Yes you can do atlas tiling WITHOUT faking it with repeating geometry.
There are “currently” some restrictions.
- unless the textures on your atlas have similar boundaries you will have to use point filtering.
- when using point filtering, your textures have to have laser accurate boundaries, not so much as a pixel width off of any edge.
- You will have to get a special mip map generator specifically made for texture atlases, or create your own, so that there is ZERO bleed over
- You will have to use the dds format for your textures so that Unity does not “process” them (causing bleed over)
- to batch effectively…you need to use vert colors to mark what tri’s get what part of the atlas
- Last but not least…you need a custom shader to handle the tiling.
It’s basic math really, when the shader processes the pixels…it goes through each pixel used from your textures one pixel at a time.
It gets ONE UV coordinate from where the pixel “should” be found, remember…it’s one pixel at a time that gets fetched from the atlas(all shaders do this)
So the trick is…to have to tell the shader…if the coordinate is outside your desired region, to “roll” the value.
let’s say we’re talking about a texture atlas that is 256x256 right?
And lets say it’s a 2x2 atlas right?
ok, so if you want the top left texture, then valid uv’s are 0 to 0 .5 for u, and 1 to .5 for v (y space is inverted, zero is at the bottom)
…O <-current pixel U = 39.9, V = 18.2
<-------------- U ------------->
0,1’‘’‘’‘’‘’‘’‘’‘’‘’’ .5,1 ‘’‘’‘’‘’‘’‘’‘’‘’‘’ 1,1
|xxxxxxxxxx|…|
|xxxxxxxxxx|…|
|xxxxxxxxxx|…|
|xxxxxxxxxx|…|
0,.5’‘’‘’‘’‘’‘’‘’‘’‘’’ .5,.5’‘’‘’‘’‘’‘’‘’‘’‘’’ 1,.5…V
|…|…|
|…|…|
|…|…|
|…|…|
0,0 ‘’‘’‘’‘’‘’‘’‘’‘’‘’ .5,0’‘’‘’‘’‘’‘’‘’‘’‘’’ 1,0
So you want to “MOD” the U value of you uv’s from 0 to .5
and you want to “MOD” your V value of your uv’s from .5 to 1
so…let’s say your shader is drawing a tri you made in a modeling package
…and you tiled the f#$k out of your uvs…
the current pixel its trying to fetch is way outside of normalized texture boundaries…

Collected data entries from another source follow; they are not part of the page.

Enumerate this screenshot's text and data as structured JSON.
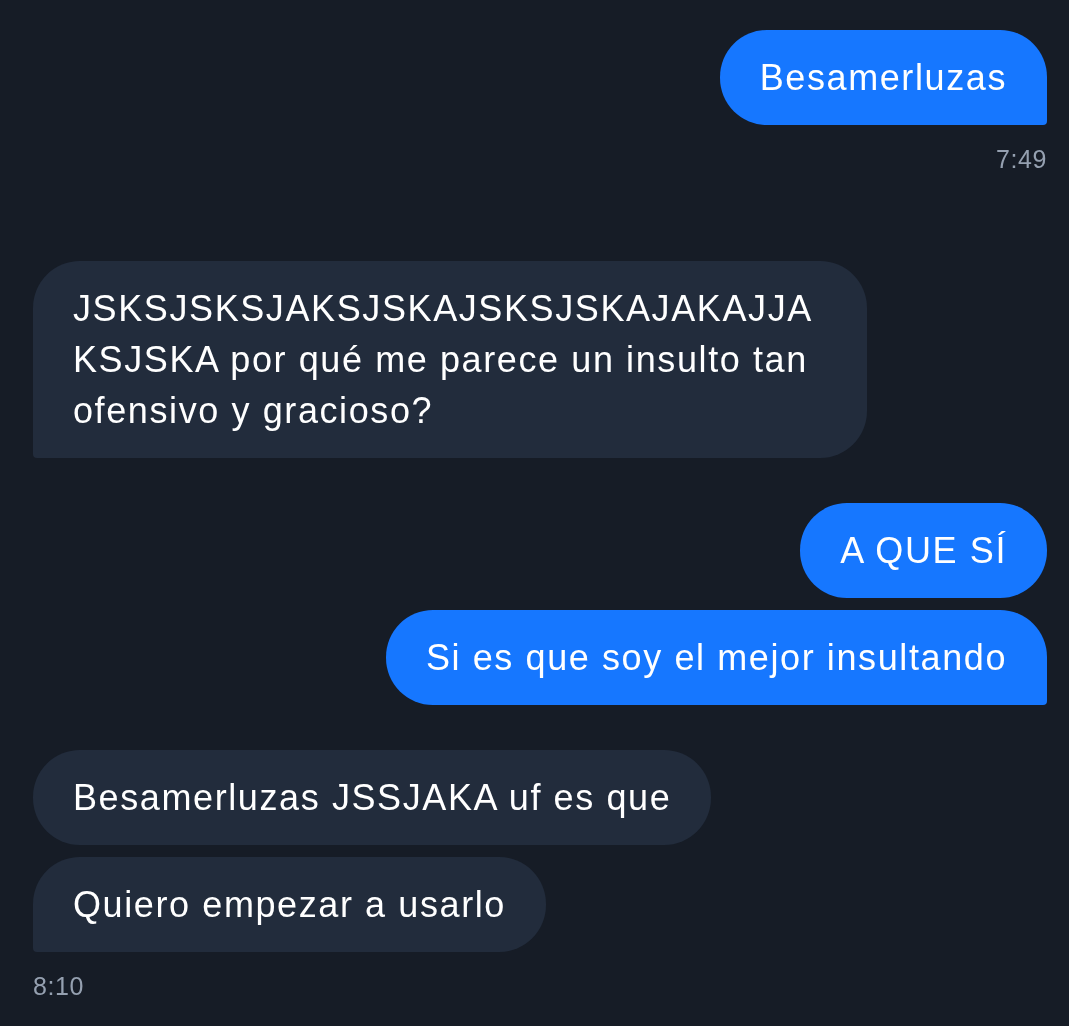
{
  "conversation": [
    {
      "kind": "outgoing",
      "messages": [
        "Besamerluzas"
      ],
      "time": "7:49"
    },
    {
      "kind": "incoming",
      "messages": [
        "JSKSJSKSJAKSJSKAJSKSJSKAJAKAJJAKSJSKA por qué me parece un insulto tan ofensivo y gracioso?"
      ]
    },
    {
      "kind": "outgoing",
      "messages": [
        "A QUE SÍ",
        "Si es que soy el mejor insultando"
      ]
    },
    {
      "kind": "incoming",
      "messages": [
        "Besamerluzas JSSJAKA uf es que",
        "Quiero empezar a usarlo"
      ],
      "time": "8:10"
    }
  ]
}
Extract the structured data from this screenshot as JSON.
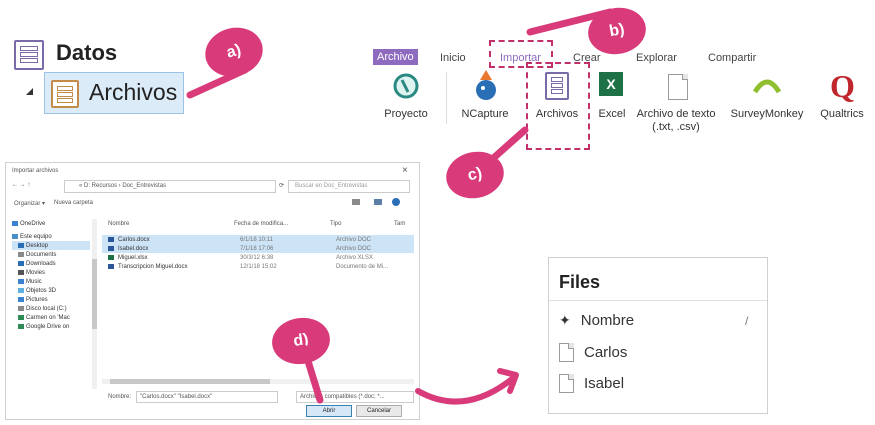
{
  "tree": {
    "root_label": "Datos",
    "child_label": "Archivos"
  },
  "callouts": {
    "a": "a)",
    "b": "b)",
    "c": "c)",
    "d": "d)"
  },
  "ribbon": {
    "tabs": [
      "Archivo",
      "Inicio",
      "Importar",
      "Crear",
      "Explorar",
      "Compartir"
    ],
    "buttons": [
      {
        "label": "Proyecto",
        "icon": "project-icon"
      },
      {
        "label": "NCapture",
        "icon": "ncapture-icon"
      },
      {
        "label": "Archivos",
        "icon": "files-icon"
      },
      {
        "label": "Excel",
        "icon": "excel-icon"
      },
      {
        "label": "Archivo de texto (.txt, .csv)",
        "icon": "text-file-icon"
      },
      {
        "label": "SurveyMonkey",
        "icon": "surveymonkey-icon"
      },
      {
        "label": "Qualtrics",
        "icon": "qualtrics-icon"
      }
    ]
  },
  "dialog": {
    "title": "Importar archivos",
    "close": "×",
    "path": "« D: Recursos › Doc_Entrevistas",
    "search_placeholder": "Buscar en Doc_Entrevistas",
    "organize": "Organizar ▾",
    "new_folder": "Nueva carpeta",
    "columns": [
      "Nombre",
      "Fecha de modifica...",
      "Tipo",
      "Tam"
    ],
    "sidebar": [
      "OneDrive",
      "Este equipo",
      "Desktop",
      "Documents",
      "Downloads",
      "Movies",
      "Music",
      "Objetos 3D",
      "Pictures",
      "Disco local (C:)",
      "Carmen on 'Mac",
      "Google Drive on"
    ],
    "files": [
      {
        "name": "Carlos.docx",
        "date": "6/1/18 10:11",
        "type": "Archivo DOC"
      },
      {
        "name": "Isabel.docx",
        "date": "7/1/18 17:06",
        "type": "Archivo DOC"
      },
      {
        "name": "Miguel.xlsx",
        "date": "30/3/12 6:38",
        "type": "Archivo XLSX"
      },
      {
        "name": "Transcripcion Miguel.docx",
        "date": "12/1/18 15:02",
        "type": "Documento de Mi..."
      }
    ],
    "filename_label": "Nombre:",
    "filename_value": "\"Carlos.docx\" \"Isabel.docx\"",
    "filter_value": "Archivos compatibles (*.doc; *...",
    "open_button": "Abrir",
    "cancel_button": "Cancelar"
  },
  "files_panel": {
    "title": "Files",
    "header": "Nombre",
    "rows": [
      "Carlos",
      "Isabel"
    ]
  },
  "colors": {
    "accent_pink": "#d83a7a",
    "tab_purple": "#8e6bbf",
    "selection_blue": "#cde3f6"
  }
}
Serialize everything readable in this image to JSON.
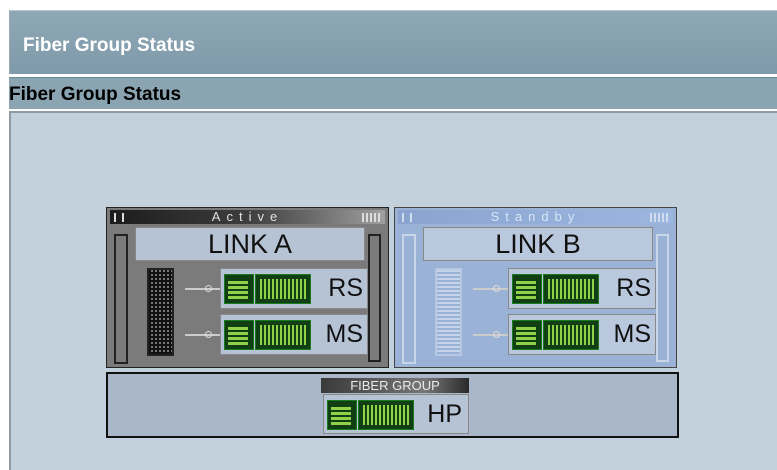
{
  "header": {
    "title": "Fiber Group Status"
  },
  "section": {
    "title": "Fiber Group Status"
  },
  "links": [
    {
      "state": "Active",
      "name": "LINK A",
      "channels": [
        "RS",
        "MS"
      ]
    },
    {
      "state": "Standby",
      "name": "LINK B",
      "channels": [
        "RS",
        "MS"
      ]
    }
  ],
  "fiber_group": {
    "title": "FIBER GROUP",
    "channel": "HP"
  },
  "colors": {
    "active_bg": "#7b7b7b",
    "standby_bg": "#9ab2d6",
    "signal": "#8fd24a"
  }
}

like say U = 39.9, V = 18.2 …way way way off of the sheet
if you “modulo” the coordinate by your atlas cell width you get your new u coordinate
39.9 mod 0.5 = 0.4
the modulo instruction gets the remainder of a division before resulting to a fraction.
and lucky for us shaders do support a mod instruction or this would be very messy stuff
mod the V coordinate by .5 too ( if it was 18.2, then it would be .2 right?)
because 18.2 mod 0.5 = 0.2
so this pixel that was supposed to be fetched from your atlas at 39.9,18.2 is now going to be fetched from 0.4, 0.2
All you have to do now is offset these coordinates by the atlas offset for U and V
which if we want the top left…
we add 0.0 to u (no offset required in this case but we’re making a formula so we have to add something even if we’re adding nothing, a zero
we add 0.5 for V, because the top left texture starts half way up the V axis
in shorthand…
U = meshUV.U //UV coords for EACH pixel, remember, fragments get processed ONE pixel at a time
V = meshUV.V
tileScale = 0.5 // the width of each tile
// use vert colors to mark every tri for where it uses which part of the atlas as an offset
// vert colors have valid values from 0.0 to 1.0 for RGB&A
UOffset = vertColor.R // the horizontal offset from the left edge of the atlas
VOffest = vertColor.G // the vertical offset from the bottom of the atlas
newU = U mod tileScale
newU += UOffset
newV = V mod tileScale
newV += VOffset
I know this works because I am doing it, can’t release my code for legal reasons, but I can discuss the method I use.